CORPORATE CHAOS : A number of the international firms hit have operations in Ukraine, and the virus is believed to have spread within global corporate networks after gaining traction within the country. Shipping giant A.P. Moller-Maersk, which handles one in seven containers shipped worldwide, has a logistics unit in Ukraine. Other large firms affected, such as French construction materials company Saint Gobain and Mondelez International Inc., which owns chocolate brand Cadbury, also have operations in the country.
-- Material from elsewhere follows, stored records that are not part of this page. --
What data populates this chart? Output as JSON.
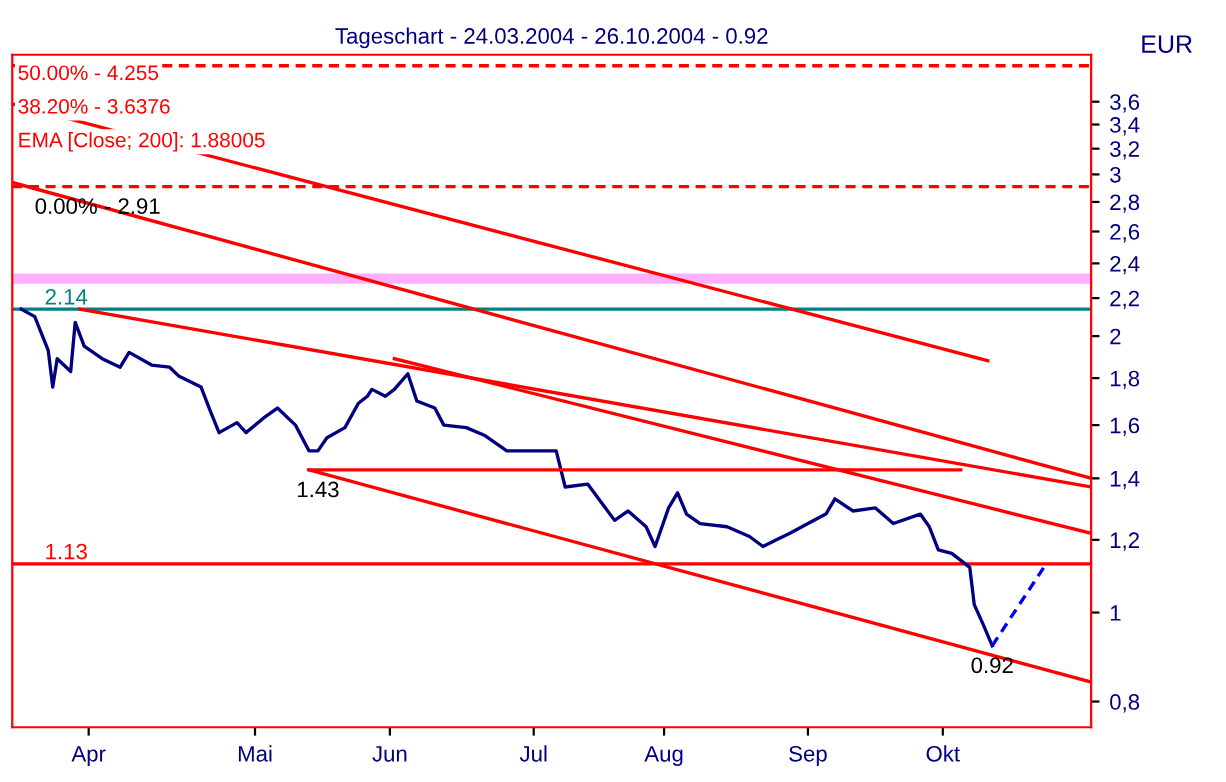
{
  "chart_data": {
    "type": "line",
    "title": "Tageschart - 24.03.2004 - 26.10.2004 - 0.92",
    "ylabel": "EUR",
    "log": "y",
    "grid": false,
    "legend": false,
    "marker": "none",
    "xlim": [
      "2004-03-22",
      "2004-11-17"
    ],
    "xticks": [
      {
        "value": "2004-04-08",
        "label": "Apr"
      },
      {
        "value": "2004-05-15",
        "label": "Mai"
      },
      {
        "value": "2004-06-14",
        "label": "Jun"
      },
      {
        "value": "2004-07-16",
        "label": "Jul"
      },
      {
        "value": "2004-08-14",
        "label": "Aug"
      },
      {
        "value": "2004-09-15",
        "label": "Sep"
      },
      {
        "value": "2004-10-15",
        "label": "Okt"
      }
    ],
    "ylim": [
      0.75,
      4.05
    ],
    "yticks": [
      {
        "value": 0.8,
        "label": "0,8"
      },
      {
        "value": 1,
        "label": "1"
      },
      {
        "value": 1.2,
        "label": "1,2"
      },
      {
        "value": 1.4,
        "label": "1,4"
      },
      {
        "value": 1.6,
        "label": "1,6"
      },
      {
        "value": 1.8,
        "label": "1,8"
      },
      {
        "value": 2,
        "label": "2"
      },
      {
        "value": 2.2,
        "label": "2,2"
      },
      {
        "value": 2.4,
        "label": "2,4"
      },
      {
        "value": 2.6,
        "label": "2,6"
      },
      {
        "value": 2.8,
        "label": "2,8"
      },
      {
        "value": 3,
        "label": "3"
      },
      {
        "value": 3.2,
        "label": "3,2"
      },
      {
        "value": 3.4,
        "label": "3,4"
      },
      {
        "value": 3.6,
        "label": "3,6"
      }
    ],
    "series": [
      {
        "color": "#000080",
        "x": [
          "2004-03-24",
          "2004-03-27",
          "2004-03-30",
          "2004-03-31",
          "2004-04-01",
          "2004-04-04",
          "2004-04-05",
          "2004-04-07",
          "2004-04-11",
          "2004-04-15",
          "2004-04-17",
          "2004-04-22",
          "2004-04-26",
          "2004-04-28",
          "2004-05-03",
          "2004-05-05",
          "2004-05-07",
          "2004-05-11",
          "2004-05-13",
          "2004-05-17",
          "2004-05-20",
          "2004-05-24",
          "2004-05-27",
          "2004-05-29",
          "2004-05-31",
          "2004-06-04",
          "2004-06-07",
          "2004-06-09",
          "2004-06-10",
          "2004-06-13",
          "2004-06-15",
          "2004-06-18",
          "2004-06-20",
          "2004-06-24",
          "2004-06-26",
          "2004-07-01",
          "2004-07-05",
          "2004-07-10",
          "2004-07-16",
          "2004-07-21",
          "2004-07-23",
          "2004-07-28",
          "2004-08-03",
          "2004-08-06",
          "2004-08-10",
          "2004-08-12",
          "2004-08-15",
          "2004-08-17",
          "2004-08-19",
          "2004-08-22",
          "2004-08-28",
          "2004-09-02",
          "2004-09-05",
          "2004-09-08",
          "2004-09-11",
          "2004-09-15",
          "2004-09-19",
          "2004-09-21",
          "2004-09-25",
          "2004-09-30",
          "2004-10-04",
          "2004-10-10",
          "2004-10-12",
          "2004-10-14",
          "2004-10-17",
          "2004-10-21",
          "2004-10-22",
          "2004-10-24",
          "2004-10-26"
        ],
        "values": [
          2.14,
          2.1,
          1.93,
          1.76,
          1.89,
          1.83,
          2.07,
          1.95,
          1.89,
          1.85,
          1.92,
          1.86,
          1.85,
          1.81,
          1.76,
          1.66,
          1.57,
          1.61,
          1.57,
          1.63,
          1.67,
          1.6,
          1.5,
          1.5,
          1.55,
          1.59,
          1.69,
          1.72,
          1.75,
          1.72,
          1.75,
          1.82,
          1.7,
          1.67,
          1.6,
          1.59,
          1.56,
          1.5,
          1.5,
          1.5,
          1.37,
          1.38,
          1.26,
          1.29,
          1.24,
          1.18,
          1.3,
          1.35,
          1.28,
          1.25,
          1.24,
          1.21,
          1.18,
          1.2,
          1.22,
          1.25,
          1.28,
          1.33,
          1.29,
          1.3,
          1.25,
          1.28,
          1.24,
          1.17,
          1.16,
          1.12,
          1.02,
          0.97,
          0.92
        ]
      },
      {
        "color": "#ff0000",
        "x": [
          "2004-03-22",
          "2004-10-25"
        ],
        "values": [
          3.58,
          1.88
        ]
      },
      {
        "color": "#ff0000",
        "x": [
          "2004-03-22",
          "2004-11-17"
        ],
        "values": [
          2.94,
          1.4
        ]
      },
      {
        "color": "#ff0000",
        "x": [
          "2004-04-06",
          "2004-11-17"
        ],
        "values": [
          2.14,
          1.37
        ]
      },
      {
        "color": "#ff0000",
        "x": [
          "2004-06-15",
          "2004-11-17"
        ],
        "values": [
          1.89,
          1.22
        ]
      },
      {
        "color": "#ff0000",
        "x": [
          "2004-05-27",
          "2004-11-17"
        ],
        "values": [
          1.43,
          0.84
        ]
      },
      {
        "color": "#ff0000",
        "x": [
          "2004-05-27",
          "2004-10-19"
        ],
        "values": [
          1.43,
          1.43
        ]
      },
      {
        "color": "#0000ff",
        "line_style": "dashed",
        "x": [
          "2004-10-26",
          "2004-11-07"
        ],
        "values": [
          0.92,
          1.13
        ]
      }
    ],
    "ref_lines": [
      {
        "axis": "y",
        "value": 3.94,
        "color": "#ff0000",
        "line_style": "dashed"
      },
      {
        "axis": "y",
        "value": 2.91,
        "color": "#ff0000",
        "line_style": "dashed"
      },
      {
        "axis": "y",
        "value": 2.14,
        "label": "2.14",
        "color": "#008080",
        "line_style": "solid"
      },
      {
        "axis": "y",
        "value": 1.13,
        "label": "1.13",
        "color": "#ff0000",
        "line_style": "solid"
      }
    ],
    "bands": [
      {
        "axis": "y",
        "from": 2.28,
        "to": 2.34,
        "color": "#ffb0ff"
      }
    ],
    "annotations": [
      "50.00% - 4.255",
      "38.20% - 3.6376",
      "EMA [Close; 200]: 1.88005",
      {
        "text": "0.00% - 2.91",
        "x": "2004-04-10",
        "y": 2.91
      },
      {
        "text": "1.43",
        "x": "2004-05-29",
        "y": 1.43
      },
      {
        "text": "0.92",
        "x": "2004-10-26",
        "y": 0.92
      }
    ]
  }
}
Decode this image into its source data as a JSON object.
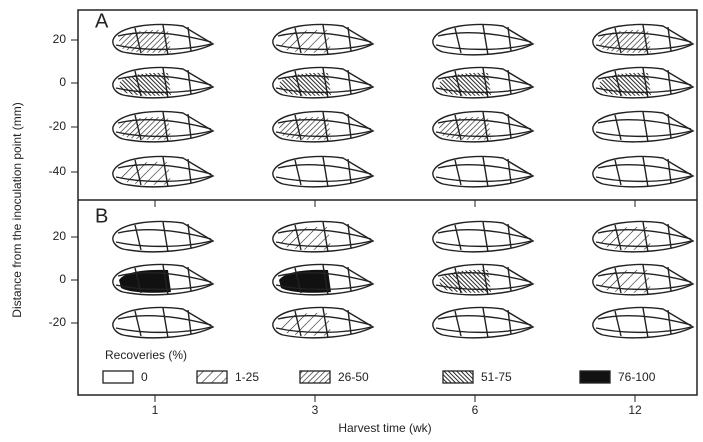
{
  "y_axis_label": "Distance from the inoculation point (mm)",
  "x_axis_label": "Harvest time (wk)",
  "x_ticks": [
    "1",
    "3",
    "6",
    "12"
  ],
  "panels": [
    {
      "label": "A",
      "y_ticks": [
        "20",
        "0",
        "-20",
        "-40"
      ]
    },
    {
      "label": "B",
      "y_ticks": [
        "20",
        "0",
        "-20"
      ]
    }
  ],
  "legend": {
    "title": "Recoveries (%)",
    "items": [
      "0",
      "1-25",
      "26-50",
      "51-75",
      "76-100"
    ]
  }
}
Maersk was one of the first global firms to be taken down by the cyber-attack and its operations at major ports such as Mumbai in India, Rotterdam in the Netherlands and Los Angeles on the U.S. west coast were disrupted. The company said on Wednesday it was unable to process new orders and its 76 terminals around the world were becoming increasingly congested. Other companies to succumb included BNP Paribas Real Estate, a part of the French bank that provides property and investment management services. “The international cyber-attack hit our non-bank subsidiary, Real Estate. The necessary measures have been taken to rapidly contain the attack,” the bank said on Wednesday. Production at the Cadbury factory on the Australian island state of Tasmania ground to a halt late on Tuesday after computer systems went down. Russia’s Rosneft, one of the world’s biggest crude producers by volume, said on Tuesday its systems had suffered “serious consequences” but oil production had not been affected because it switched to backup systems.